John (Taylor) Gabrowski
01-13-2006, 08:52 PM
Those answers as to why this or that was done to that block are amazing. I have an earlier 1955 Merc 55H third port engine that is together and runs well that does not have the added welding that 44 has and the sparkplug holes are still 3/8 ths reach for Alky as they were for gas but no different, the compression is murderous.

Maybe someone knows this or who the owners/drivers were of this 55H version 3rd port padded block Quincy / Merc Alky Deflector by look or description? The crankcase shoulder/bracket where the electric start motor would have hung from was broken off and a job was done to pare it all back and smooth it all over and nice as if to make the best of some case break from some collission? It has the typical Mark 55H front case that hung/hangs Carter Model Ns converted for Alky. A typical O'Brien sprayshield would not hang from it because of the missing starter motor bracket. An adapted spray shield could have hung on only from one top bracket and two sides of the bottom some how. Does this description of this what I term these days "the one armed bandit 55H" remind anyone of seeing it or seeing it run years back?
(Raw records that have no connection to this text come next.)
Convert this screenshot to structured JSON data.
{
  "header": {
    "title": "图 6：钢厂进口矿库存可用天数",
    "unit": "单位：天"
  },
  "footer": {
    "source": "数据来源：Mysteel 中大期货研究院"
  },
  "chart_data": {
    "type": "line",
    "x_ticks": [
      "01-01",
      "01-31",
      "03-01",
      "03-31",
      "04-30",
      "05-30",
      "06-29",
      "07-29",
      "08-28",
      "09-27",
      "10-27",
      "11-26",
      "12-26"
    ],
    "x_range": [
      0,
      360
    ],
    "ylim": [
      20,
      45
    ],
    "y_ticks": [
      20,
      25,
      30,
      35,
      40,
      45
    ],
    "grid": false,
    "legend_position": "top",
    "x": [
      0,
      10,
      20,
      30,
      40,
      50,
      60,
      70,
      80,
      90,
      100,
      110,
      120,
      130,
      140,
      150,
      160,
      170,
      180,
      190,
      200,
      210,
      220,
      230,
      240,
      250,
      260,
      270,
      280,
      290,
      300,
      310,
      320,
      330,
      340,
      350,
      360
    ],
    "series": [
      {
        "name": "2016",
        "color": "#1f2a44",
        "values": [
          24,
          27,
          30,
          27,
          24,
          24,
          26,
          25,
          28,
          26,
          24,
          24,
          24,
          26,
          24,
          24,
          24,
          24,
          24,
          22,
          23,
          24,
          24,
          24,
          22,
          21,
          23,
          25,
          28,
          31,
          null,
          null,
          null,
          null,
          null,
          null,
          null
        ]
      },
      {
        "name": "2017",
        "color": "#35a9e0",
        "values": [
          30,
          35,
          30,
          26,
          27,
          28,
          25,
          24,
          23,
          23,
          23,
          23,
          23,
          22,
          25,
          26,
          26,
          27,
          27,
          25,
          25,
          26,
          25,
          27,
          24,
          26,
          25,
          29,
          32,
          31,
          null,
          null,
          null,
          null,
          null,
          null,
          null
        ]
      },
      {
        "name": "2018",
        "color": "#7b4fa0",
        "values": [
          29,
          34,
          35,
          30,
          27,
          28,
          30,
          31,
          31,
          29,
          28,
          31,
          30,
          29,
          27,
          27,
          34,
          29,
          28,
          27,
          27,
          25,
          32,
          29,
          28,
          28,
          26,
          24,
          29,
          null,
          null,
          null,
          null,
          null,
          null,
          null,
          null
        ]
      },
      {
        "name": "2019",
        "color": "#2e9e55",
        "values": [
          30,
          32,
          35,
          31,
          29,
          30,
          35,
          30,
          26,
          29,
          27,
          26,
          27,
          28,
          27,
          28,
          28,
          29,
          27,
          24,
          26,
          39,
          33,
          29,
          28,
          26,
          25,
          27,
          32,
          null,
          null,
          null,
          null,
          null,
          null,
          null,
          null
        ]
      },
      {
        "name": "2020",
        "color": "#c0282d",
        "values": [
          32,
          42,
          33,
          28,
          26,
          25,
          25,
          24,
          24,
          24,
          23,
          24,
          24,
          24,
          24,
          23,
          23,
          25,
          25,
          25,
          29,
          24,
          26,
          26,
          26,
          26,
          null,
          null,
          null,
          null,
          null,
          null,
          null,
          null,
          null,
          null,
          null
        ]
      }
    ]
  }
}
Nice thing about this 55H Alky is that it looks like it has been run frequently and without inner problems other than the broken crankcase bracket, it is in excellent shape though overbored already that started with its converwsion to Alky? As I recall it was .030 overbore and tight piston clearanced when I refreshed it. Some one in the Midwestern area of the USA must have seen this thing cook?